Um primeiro sinal disso foi a feliz nomeação de Volnys Borges Bernal (veleiro Jazz 4) para uma inédita vice-presidência da ABVC em Santos. Apesar de haver muitos veleiros  por aqui (e, s.m.j., onde há veleiros, há cruzeiristas em potencial), para aquela instituição Santos/Guarujá, até bem pouco tempo era apenas uma escala do Cruzeiro Costa Sul. A ABVC tem um grande potencial na difusão da vela de lazer.
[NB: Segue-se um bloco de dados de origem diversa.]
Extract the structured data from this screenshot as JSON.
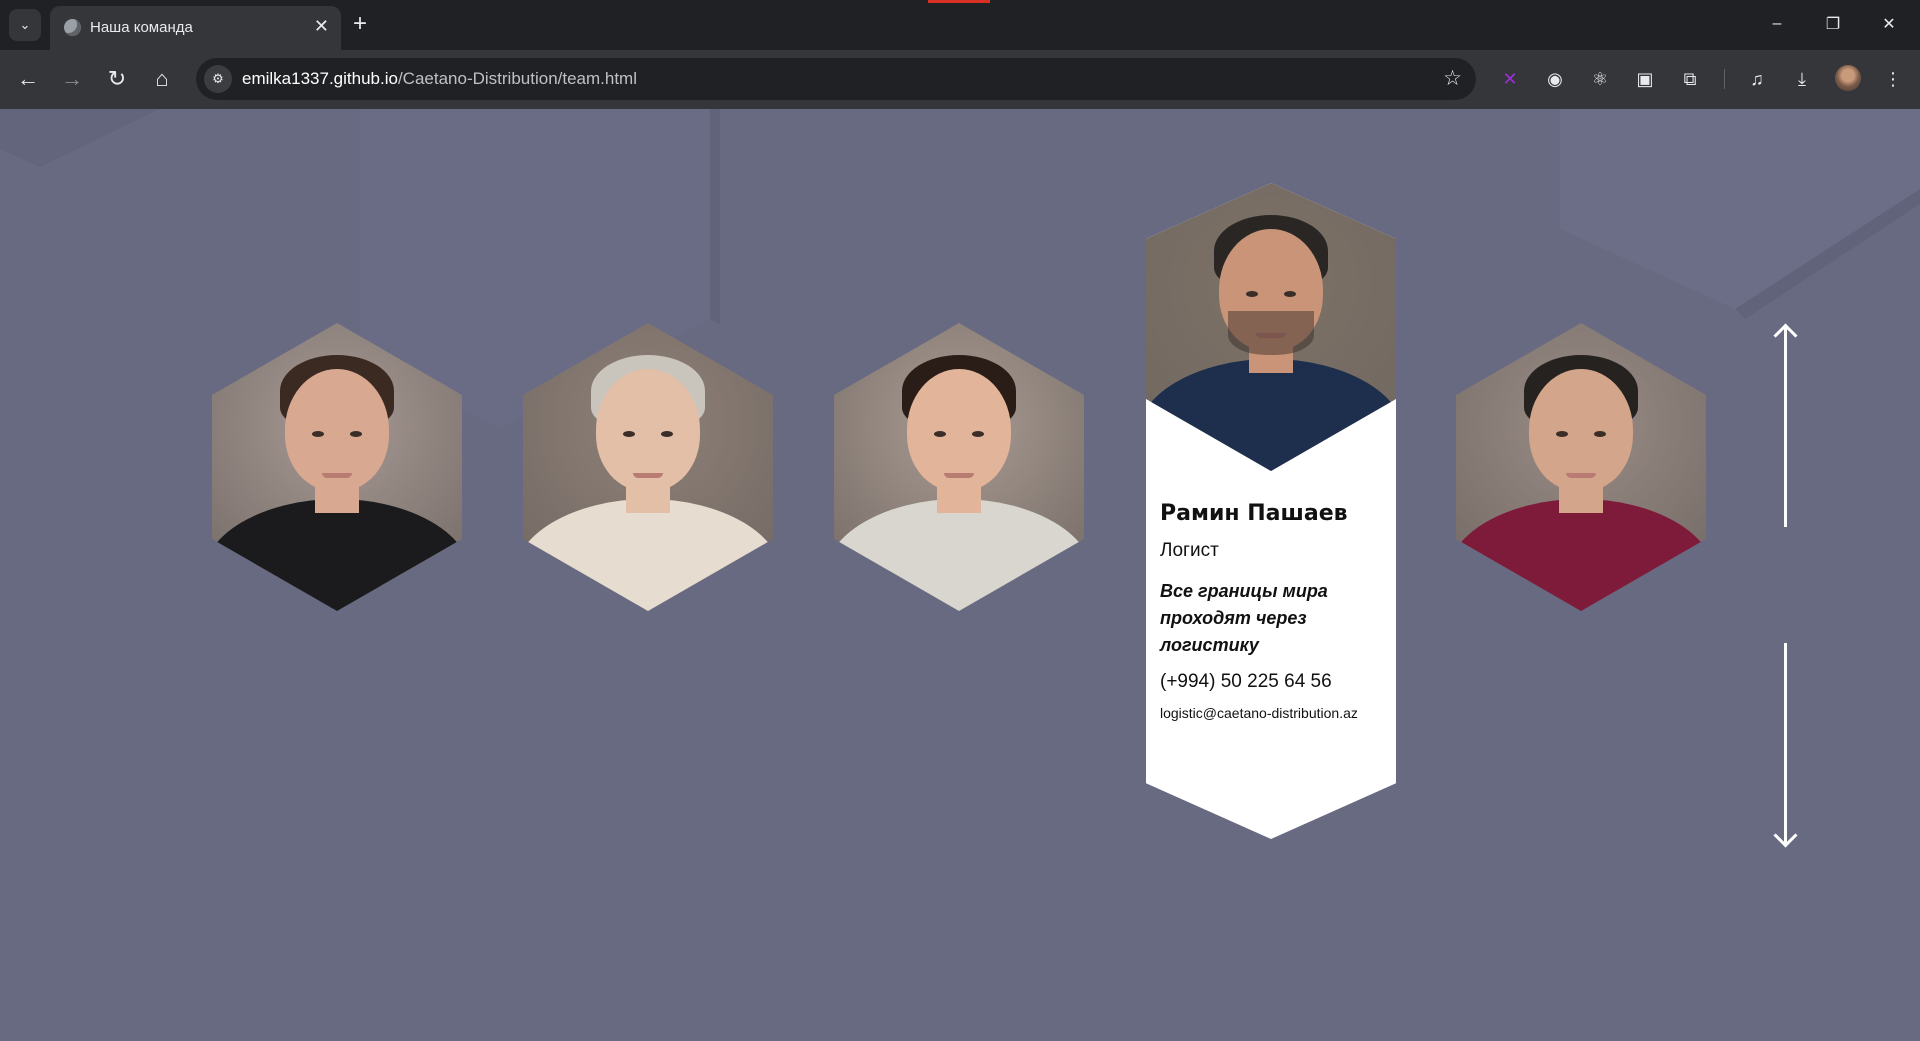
{
  "browser": {
    "tab_title": "Наша команда",
    "tab_close": "✕",
    "new_tab": "+",
    "url_host": "emilka1337.github.io",
    "url_path": "/Caetano-Distribution/team.html",
    "window_controls": {
      "minimize": "–",
      "restore": "❐",
      "close": "✕"
    },
    "nav": {
      "back": "←",
      "forward": "→",
      "reload": "↻",
      "home": "⌂"
    },
    "extensions": [
      "x-extension-icon",
      "owl-extension-icon",
      "react-devtools-icon",
      "picture-in-picture-icon",
      "extensions-puzzle-icon",
      "media-controls-icon",
      "download-icon"
    ]
  },
  "team": {
    "members": [
      {
        "role_hint": "portrait",
        "skin": "#d8a890",
        "hair": "#3a2a22",
        "shirt": "#1b1b1d",
        "bg": "#a89a96"
      },
      {
        "role_hint": "portrait",
        "skin": "#e4bfa8",
        "hair": "#c9c5bc",
        "shirt": "#e6dcd0",
        "bg": "#8e8078"
      },
      {
        "role_hint": "portrait",
        "skin": "#e2b49a",
        "hair": "#2a1c16",
        "shirt": "#d9d5cf",
        "bg": "#a99b93"
      },
      {
        "role_hint": "portrait",
        "skin": "#d3a58a",
        "hair": "#262220",
        "shirt": "#7e1b3b",
        "bg": "#9a8c87"
      }
    ],
    "featured": {
      "name": "Рамин Пашаев",
      "role": "Логист",
      "quote": "Все границы мира проходят через логистику",
      "phone": "(+994) 50 225 64 56",
      "email": "logistic@caetano-distribution.az",
      "skin": "#c99478",
      "hair": "#2a2624",
      "shirt": "#1d2f4d",
      "bg": "#7d7266"
    }
  },
  "colors": {
    "page_bg": "#686a82",
    "card_bg": "#ffffff",
    "arrow": "#ffffff"
  }
}
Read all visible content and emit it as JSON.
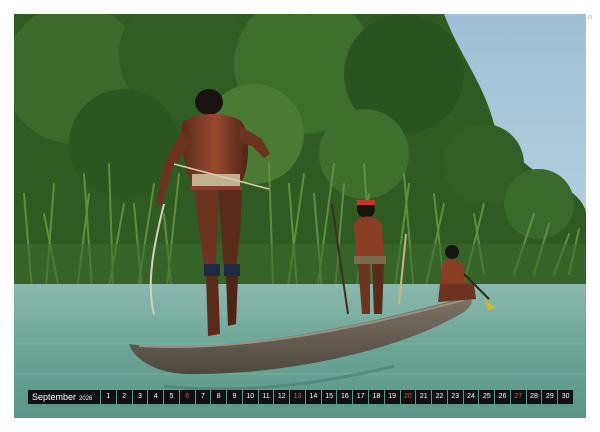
{
  "calendar": {
    "month": "September",
    "year": "2026",
    "days": [
      "1",
      "2",
      "3",
      "4",
      "5",
      "6",
      "7",
      "8",
      "9",
      "10",
      "11",
      "12",
      "13",
      "14",
      "15",
      "16",
      "17",
      "18",
      "19",
      "20",
      "21",
      "22",
      "23",
      "24",
      "25",
      "26",
      "27",
      "28",
      "29",
      "30"
    ],
    "highlighted_days": [
      "6",
      "13",
      "20",
      "27"
    ],
    "highlight_color": "#e05040",
    "strip_color": "#101010"
  },
  "photo": {
    "sky_color": "#a9c6d8",
    "water_color": "#6ea9a0",
    "foliage_color": "#3d6b2c",
    "canoe_color": "#6a6258"
  }
}
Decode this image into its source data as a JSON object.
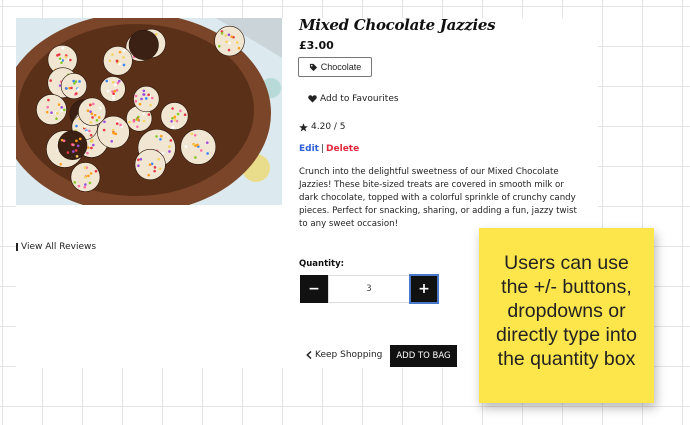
{
  "product": {
    "title": "Mixed Chocolate Jazzies",
    "price": "£3.00",
    "category_tag": "Chocolate",
    "favourite_label": "Add to Favourites",
    "rating": "4.20 / 5",
    "edit_label": "Edit",
    "delete_label": "Delete",
    "separator": "|",
    "description": "Crunch into the delightful sweetness of our Mixed Chocolate Jazzies! These bite-sized treats are covered in smooth milk or dark chocolate, topped with a colorful sprinkle of crunchy candy pieces. Perfect for snacking, sharing, or adding a fun, jazzy twist to any sweet occasion!",
    "reviews_link": "View All Reviews"
  },
  "quantity": {
    "label": "Quantity:",
    "value": "3",
    "minus_label": "−",
    "plus_label": "+"
  },
  "actions": {
    "keep_shopping": "Keep Shopping",
    "add_to_bag": "ADD TO BAG"
  },
  "sticky_note": {
    "text": "Users can use the +/- buttons, dropdowns or directly type into the quantity box"
  },
  "icons": {
    "tag": "tag-icon",
    "heart": "heart-icon",
    "star": "star-icon",
    "chevron": "chevron-left-icon",
    "reviews": "vertical-bar-icon"
  },
  "colors": {
    "sticky_note": "#fde64b",
    "edit_link": "#2a5fd6",
    "delete_link": "#e0283c",
    "buttons": "#111111",
    "plus_focus_outline": "#4a78c8"
  }
}
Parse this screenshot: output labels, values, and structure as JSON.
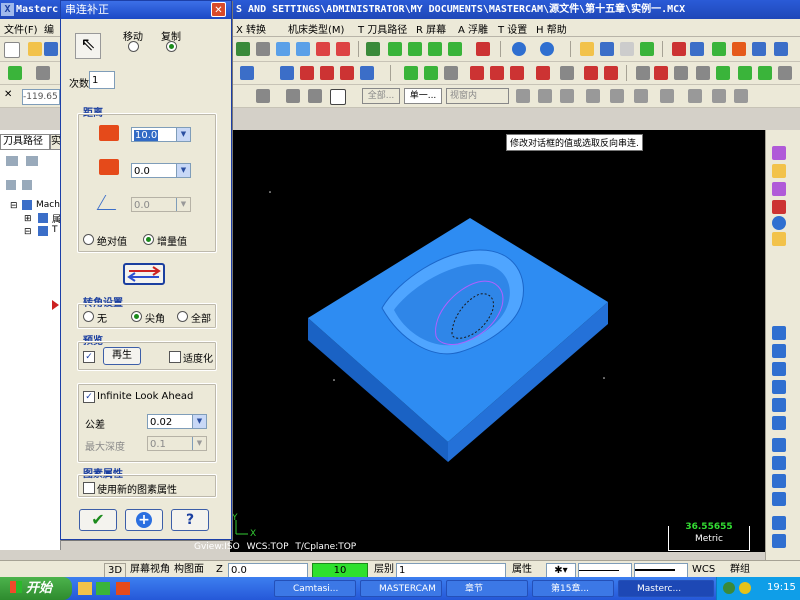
{
  "window": {
    "title_prefix": "Masterc",
    "title_path": "S AND SETTINGS\\ADMINISTRATOR\\MY DOCUMENTS\\MASTERCAM\\源文件\\第十五章\\实例一.MCX"
  },
  "menubar": {
    "items": [
      "文件(F)",
      "编",
      "X 转换",
      "机床类型(M)",
      "T 刀具路径",
      "R 屏幕",
      "A 浮雕",
      "T 设置",
      "H 帮助"
    ]
  },
  "toolbar3": {
    "coord_x": "-119.65",
    "view_select": "全部...",
    "level_select": "单一...",
    "view_combo": "视窗内"
  },
  "leftpanel": {
    "tab_toolpath": "刀具路径",
    "tab_other": "实",
    "tree_machine": "Mach",
    "tree_file": "属",
    "tree_tool": "T"
  },
  "dialog": {
    "title": "串连补正",
    "move_label": "移动",
    "copy_label": "复制",
    "count_label": "次数",
    "count_value": "1",
    "distance_group": "距离",
    "dist1_value": "10.0",
    "dist2_value": "0.0",
    "angle_value": "0.0",
    "absolute_label": "绝对值",
    "incremental_label": "增量值",
    "corner_group": "转角设置",
    "corner_none": "无",
    "corner_sharp": "尖角",
    "corner_all": "全部",
    "preview_group": "预览",
    "regen_button": "再生",
    "fit_label": "适度化",
    "infinite_label": "Infinite Look Ahead",
    "tolerance_label": "公差",
    "tolerance_value": "0.02",
    "max_depth_label": "最大深度",
    "max_depth_value": "0.1",
    "attr_group": "图素属性",
    "use_new_attr": "使用新的图素属性",
    "help_button": "?"
  },
  "viewport": {
    "tooltip": "修改对话框的值或选取反向串连.",
    "gview": "Gview:ISO",
    "wcs": "WCS:TOP",
    "tcplane": "T/Cplane:TOP",
    "scale_value": "36.55655",
    "scale_unit": "Metric",
    "axis_y": "Y",
    "axis_x": "X"
  },
  "statusbar": {
    "mode_3d": "3D",
    "screen_view": "屏幕视角",
    "plane": "构图面",
    "z_label": "Z",
    "z_value": "0.0",
    "color_value": "10",
    "level_label": "层别",
    "level_value": "1",
    "attr_label": "属性",
    "wcs_label": "WCS",
    "group_label": "群组"
  },
  "taskbar": {
    "start_label": "开始",
    "tasks": [
      "Camtasi...",
      "MASTERCAM",
      "章节",
      "第15章...",
      "Masterc..."
    ],
    "clock": "19:15"
  },
  "colors": {
    "part_top": "#2e8cf2",
    "part_side": "#1b66c9",
    "viewport_bg": "#000000",
    "scale_text": "#33dd33",
    "toolpath": "#b060ff"
  }
}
Em paralelo às ações da ABVC, a flotilha santista tem se organizado de forma mais ativa e animada. Em 2013, além da regata de aniversário da cidade, já houve um passeio de carnaval e um belo churrasco de confraternização na praia do Sangava (que eu nem acredito que perdi!). Além disso todas essas ações têm  sido divulgadas além dos "muros" do Clube Internacional de Regatas, o que é extremamente positivo e democrático!

Acompanhe a Vela Santista!

Praia do Sangava, em Guarujá: uma das opções de passeios na região. (c)  Blog Vela Santista

E vamos no pano mesmo! 

quarta-feira, 13 de fevereiro de 2013

Mais uma festa a bordo!

Todos os dias eu e a Pri levamos  as meninas para as respectivas escolas, logo depois do almoço. São duas quadras de caminhada, mas é um dos "nossos momentos" (e quem te filhos pequenos sabem que eles somem da vida de um casal com relativa facilidade).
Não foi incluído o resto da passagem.